How is a VIPoma diagnosed?

Tests are done to:

  • establish the elevated VIP levels biochemically
  • localise the tumour

Confirming the biochemical diagnosis

The normal VIP range is from 0 to 190 pg/ml. A highly sensitive and specific radioimmunoassay is required to detect levels, although this alone is not enough for a diagnosis, as the assay is not totally accurate. A good clinical history is required along with the assay for fasting VIP (secretion may be episodic). As VIP has a half-life of only one minute, special care is required in the sampling. Blood must immediately be added to the protease inhibitor aprotinin, separated within 10 minutes and frozen to minus 20oC. Hypokalaemia, hypercalcaemia, and hypomagnesaemia should also be tested for.
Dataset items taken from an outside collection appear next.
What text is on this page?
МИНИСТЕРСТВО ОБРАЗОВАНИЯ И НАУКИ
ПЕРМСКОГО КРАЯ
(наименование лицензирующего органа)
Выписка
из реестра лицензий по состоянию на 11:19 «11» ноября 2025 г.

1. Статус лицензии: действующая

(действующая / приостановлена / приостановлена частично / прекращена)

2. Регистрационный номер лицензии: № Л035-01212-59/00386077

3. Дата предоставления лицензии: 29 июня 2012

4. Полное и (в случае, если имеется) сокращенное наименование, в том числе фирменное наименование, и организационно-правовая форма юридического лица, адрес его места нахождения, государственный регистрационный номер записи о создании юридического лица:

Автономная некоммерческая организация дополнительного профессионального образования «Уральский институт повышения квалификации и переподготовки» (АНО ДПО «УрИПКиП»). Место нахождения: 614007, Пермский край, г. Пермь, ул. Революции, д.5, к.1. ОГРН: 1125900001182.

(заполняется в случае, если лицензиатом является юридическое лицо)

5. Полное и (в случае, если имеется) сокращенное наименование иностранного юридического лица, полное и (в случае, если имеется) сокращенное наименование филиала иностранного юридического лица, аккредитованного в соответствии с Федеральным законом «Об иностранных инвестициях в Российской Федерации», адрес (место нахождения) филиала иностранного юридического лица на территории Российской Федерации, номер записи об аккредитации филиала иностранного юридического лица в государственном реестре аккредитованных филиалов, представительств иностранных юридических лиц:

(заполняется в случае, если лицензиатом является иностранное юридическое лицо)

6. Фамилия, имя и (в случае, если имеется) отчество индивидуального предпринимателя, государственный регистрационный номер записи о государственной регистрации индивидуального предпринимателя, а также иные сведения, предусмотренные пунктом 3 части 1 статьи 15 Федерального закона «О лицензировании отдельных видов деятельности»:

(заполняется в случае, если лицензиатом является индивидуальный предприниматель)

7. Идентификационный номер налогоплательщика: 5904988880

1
Localisation of the tumour

An abdominal X-ray may be of value in showing a small bowel with dilated loops, gall bladder distension, and colon distension.

CT and ultrasound are used to visualise and localise tumours, most of which are solitary, and 8cm or more in diameter. Angiography may also be used for smaller tumours. If VIPoma occurs as part of MEN 1 then transhepatic percutaneous venous sampling may be of value in establishing if a tumour is secreting VIP. 90% of VIPomas are found in the pancreas, the rest are neuroblastomas or gangliomas. VIPomas lying outside the pancreas may be located using somatostatin receptor scintigraphy.